New script to train bogofilter

Wed Jul 2 10:14:14 CEST 2003

elijah wrote:

>> I reran my script until I got no errors. It was still
>> extremely small: 352 spam and 291 ham
>>
>> So my first estimation: This works perfectly, we need far
>> less messages in the database than we thought before. There
>> seems to be no practical reason to avoid multiple
>> classification of the same message.
> 
> If I understand correctly, you are correcting for mistakes over and over
> again until bogofilter finally gets it right.

That is correct. I start from nothing, but that is not required.

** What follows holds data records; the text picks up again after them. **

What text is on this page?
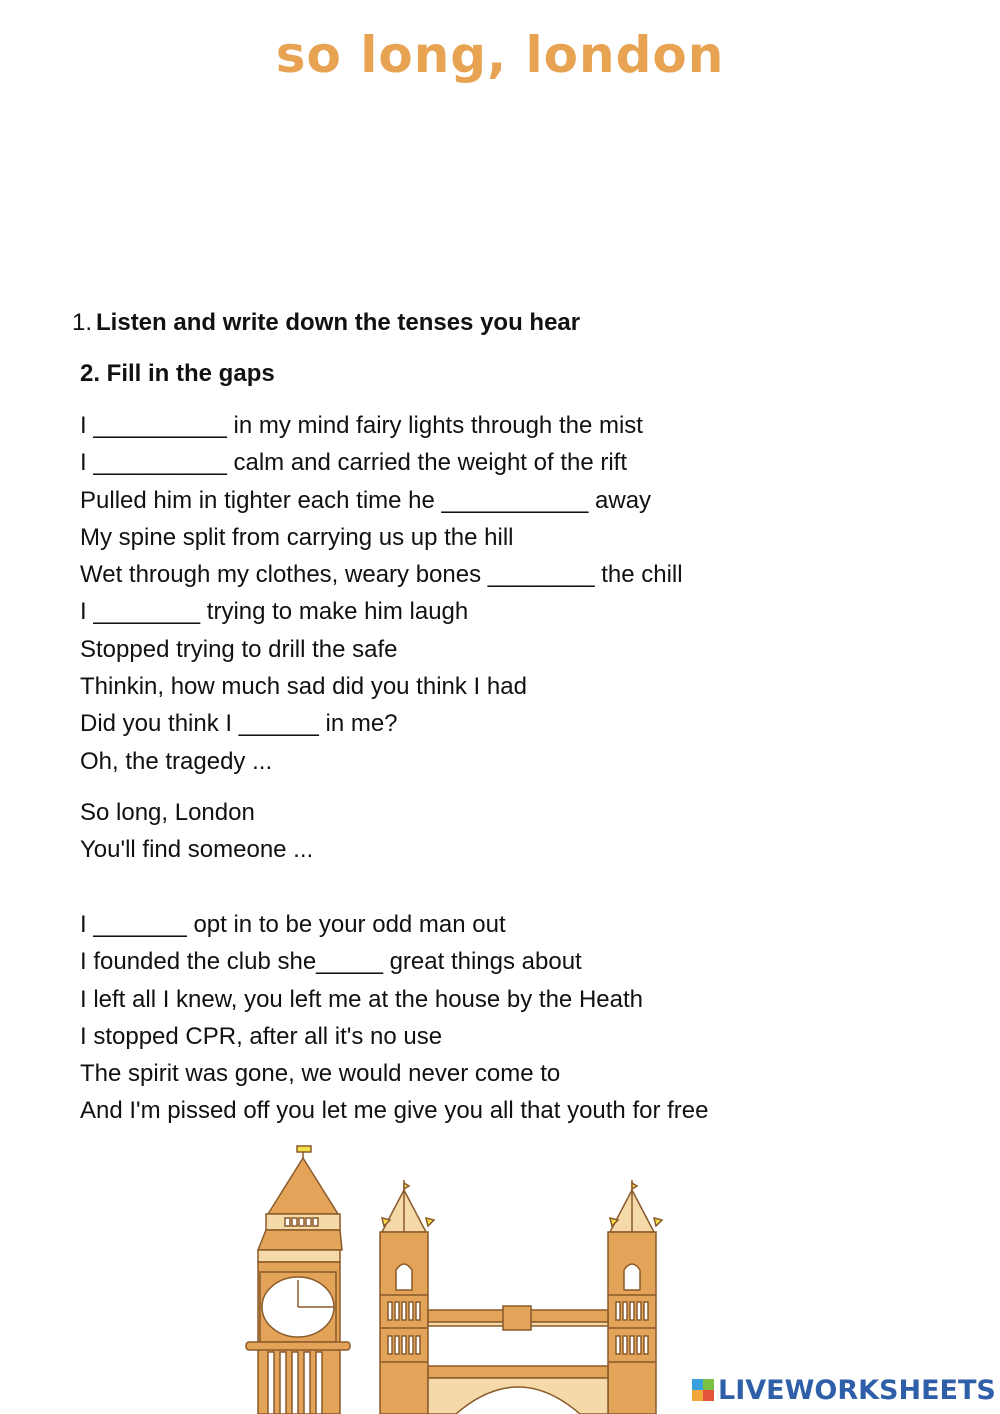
so long, london
1. Listen and write down the tenses you hear
2. Fill in the gaps
I __________ in my mind fairy lights through the mist
I __________ calm and carried the weight of the rift
Pulled him in tighter each time he ___________ away
My spine split from carrying us up the hill
Wet through my clothes, weary bones ________ the chill
I ________ trying to make him laugh
Stopped trying to drill the safe
Thinkin, how much sad did you think I had
Did you think I ______ in me?
Oh, the tragedy ...
So long, London
You'll find someone ...
I _______ opt in to be your odd man out
I founded the club she_____ great things about
I left all I knew, you left me at the house by the Heath
I stopped CPR, after all it's no use
The spirit was gone, we would never come to
And I'm pissed off you let me give you all that youth for free
LIVEWORKSHEETS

> I confess that I do not understand all the bogomath, but I have always
> wondered if high message counts in the database waters down new input.

Could be.

> Maybe what is needed is a 'super' spam/ham switch:
> 
> bogofilter --force -Ns < some-spammy-message

You don't need to remove it from the ham list if you have
not added it before. But you can easily do it yourself. Just
repeat:
bogofilter -s < some-spammy-message
bogofilter -v < some-spammy-message
until the output says "Spam".

I just think about adding that kind of loop to my script. I
just cannot prove that it terminates;-) You might well
construct an example which does not, but this won't happen
in real life I guess.

> --force would keep repeating the action until the message was correctly
> identified (in this case repeatedly adding the message to the spam
> wordlist and removing it from the ham wordlist). Of course, in practice
> people make lots of mistakes classifying spam (at least in a server wide
> install).

That kind of mistakes are always really bad.

> Something like this would really magnify any mistake, but maybe
> it could also be easily corrected. Seems like --force should be
> incompatible with -u.

-u is not really what you would like to use with my script.

pi